The last leg of the MacDonald-Cartier Freeway Experience was last night in Toronto with the XP/Agile Toronto user group. Once again, I split the group into two and asked each to develop a plan for my talk, the theme of which was Steering the Ship: the Joy and Heartbreak of Planning. It went well, on the whole. This group took only about 40 seconds to ask me a question, whereas Ottawa took 13 minutes and Montréal around 6 minutes. The Toronto group using the computer cheated (in a good way) and abandoned the computer as a planning tool, despite my objection, after about 30 minutes. That was quickest among the computer teams at all three sites. These statistics, however, aren’t the most interesting part of the evening for me.

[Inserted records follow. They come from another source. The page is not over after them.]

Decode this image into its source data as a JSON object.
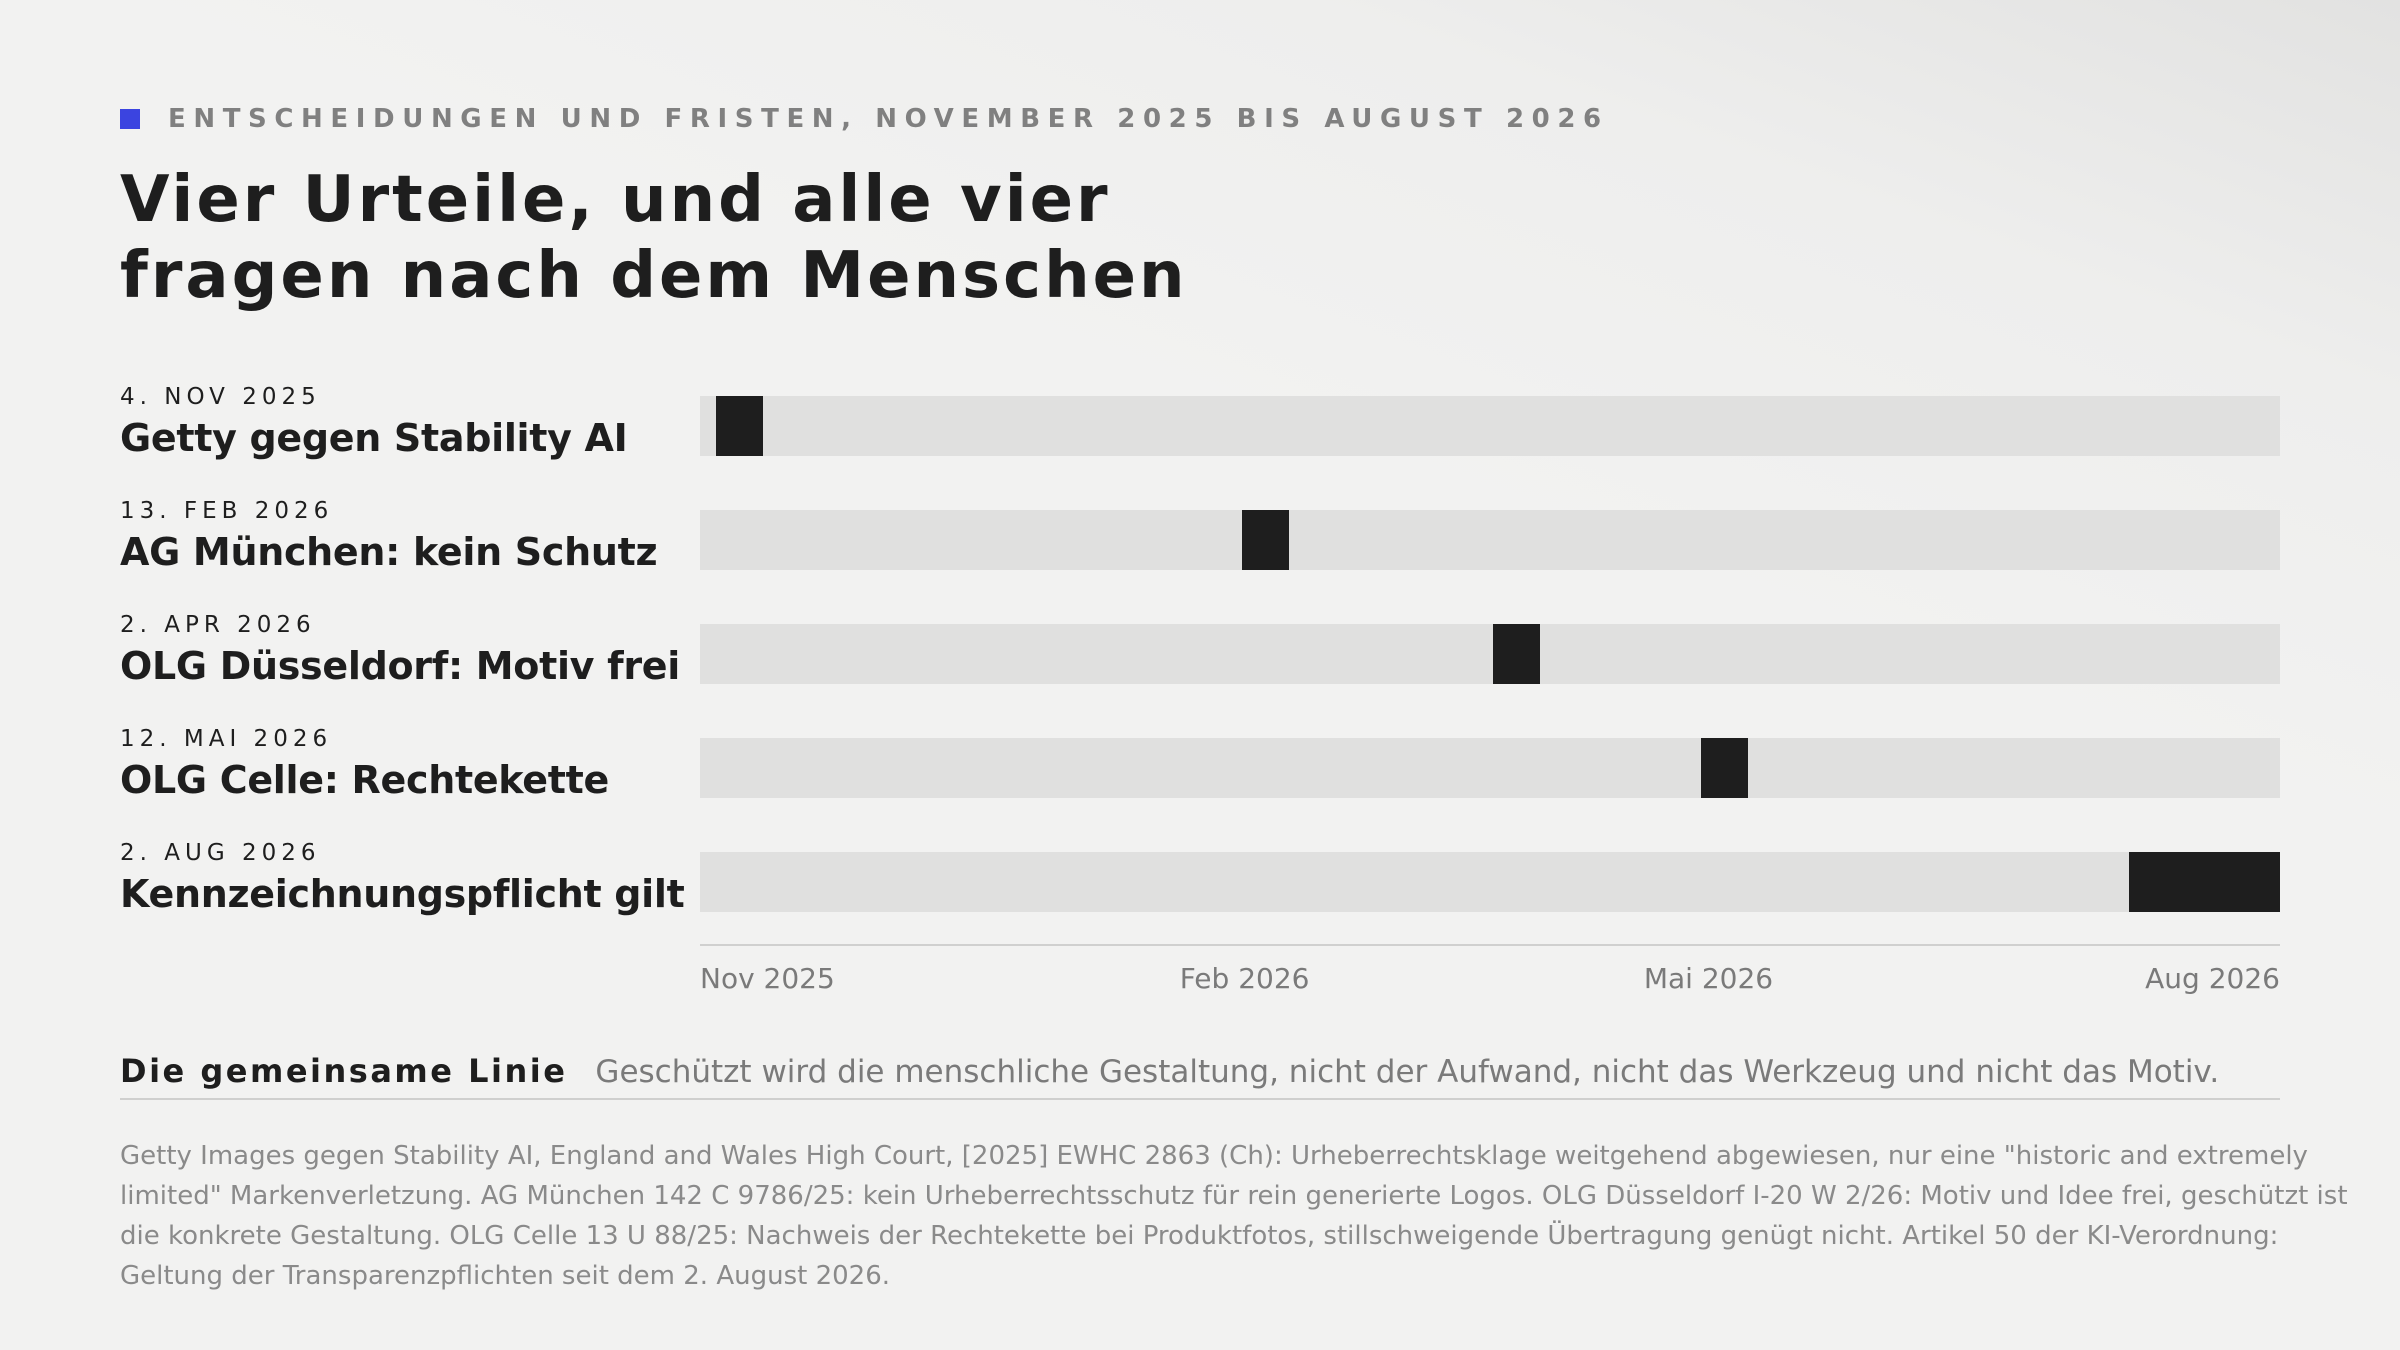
{
  "header": {
    "eyebrow": "ENTSCHEIDUNGEN UND FRISTEN, NOVEMBER 2025 BIS AUGUST 2026",
    "title_lines": [
      "Vier Urteile, und alle vier",
      "fragen nach dem Menschen"
    ]
  },
  "colors": {
    "accent": "#3b44e0",
    "marker": "#1e1e1e",
    "track": "#e0e0df",
    "muted_text": "#7a7a7a"
  },
  "chart_data": {
    "type": "bar",
    "orientation": "horizontal-timeline",
    "x_range": [
      "2025-11-01",
      "2026-08-31"
    ],
    "x_ticks": [
      "Nov 2025",
      "Feb 2026",
      "Mai 2026",
      "Aug 2026"
    ],
    "x_tick_dates": [
      "2025-11-01",
      "2026-02-01",
      "2026-05-01",
      "2026-08-01"
    ],
    "events": [
      {
        "date": "4. NOV 2025",
        "name": "Getty gegen Stability AI",
        "start": "2025-11-04",
        "end": "2025-11-13"
      },
      {
        "date": "13. FEB 2026",
        "name": "AG München: kein Schutz",
        "start": "2026-02-13",
        "end": "2026-02-22"
      },
      {
        "date": "2. APR 2026",
        "name": "OLG Düsseldorf: Motiv frei",
        "start": "2026-04-02",
        "end": "2026-04-11"
      },
      {
        "date": "12. MAI 2026",
        "name": "OLG Celle: Rechtekette",
        "start": "2026-05-12",
        "end": "2026-05-21"
      },
      {
        "date": "2. AUG 2026",
        "name": "Kennzeichnungspflicht gilt",
        "start": "2026-08-02",
        "end": "2026-08-31"
      }
    ]
  },
  "summary": {
    "label": "Die gemeinsame Linie",
    "text": "Geschützt wird die menschliche Gestaltung, nicht der Aufwand, nicht das Werkzeug und nicht das Motiv."
  },
  "source_lines": [
    "Getty Images gegen Stability AI, England and Wales High Court, [2025] EWHC 2863 (Ch): Urheberrechtsklage weitgehend abgewiesen, nur eine \"historic and extremely",
    "limited\" Markenverletzung. AG München 142 C 9786/25: kein Urheberrechtsschutz für rein generierte Logos. OLG Düsseldorf I-20 W 2/26: Motiv und Idee frei, geschützt ist",
    "die konkrete Gestaltung. OLG Celle 13 U 88/25: Nachweis der Rechtekette bei Produktfotos, stillschweigende Übertragung genügt nicht. Artikel 50 der KI-Verordnung:",
    "Geltung der Transparenzpflichten seit dem 2. August 2026."
  ]
}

In Toronto, two very different things happened than Ottawa and Montréal: first, after two iterations, the two customer teams joined forces and worked on a single plan, recognizing that that would create more value and reduce the effort; second, I noticed a handful of customers very disengaged, sitting in the corner and chatting among themselves. By way of the Telephone Game, word reached me that some of those people felt thrown into the deep end with no idea what to do, so they pulled out and did nothing. I also heard at least one person was quite disappointed with the event as a result. Whoever that person is, these words are for you: now you know how a typical XP customer feels on her first project.

One of the themes of XP Day Montréal 2006 is the importance of the customer role in XP. “It’s more important than you think… no really, even more important than that.” After more than half a decade, the XP community still doesn’t seem to have a learning roadmap for customers. As a result, they are thrust into the role on a team, mostly because the programmers want to work that way, and are left with the most difficult jobs of all: decide what to build, in what order, and how to describe it in a way that programmers can build. These are all responsibilities that these people might or might not have had in their past as the customer of a software project. At a minimum, it’s likely no-one has held them this responsible and demanded such relative formality in the way they ask for features. (Isn’t that ironic?) We need to do more to support our customers, especially the would-be customers who are doing this for the first time. So if you’re undertaking your first XP project, or if your customer is undertaking his first XP project, work more closely with the customer than you think you should… no really, even more closely than that. No other single decision has as much impact on the project’s success.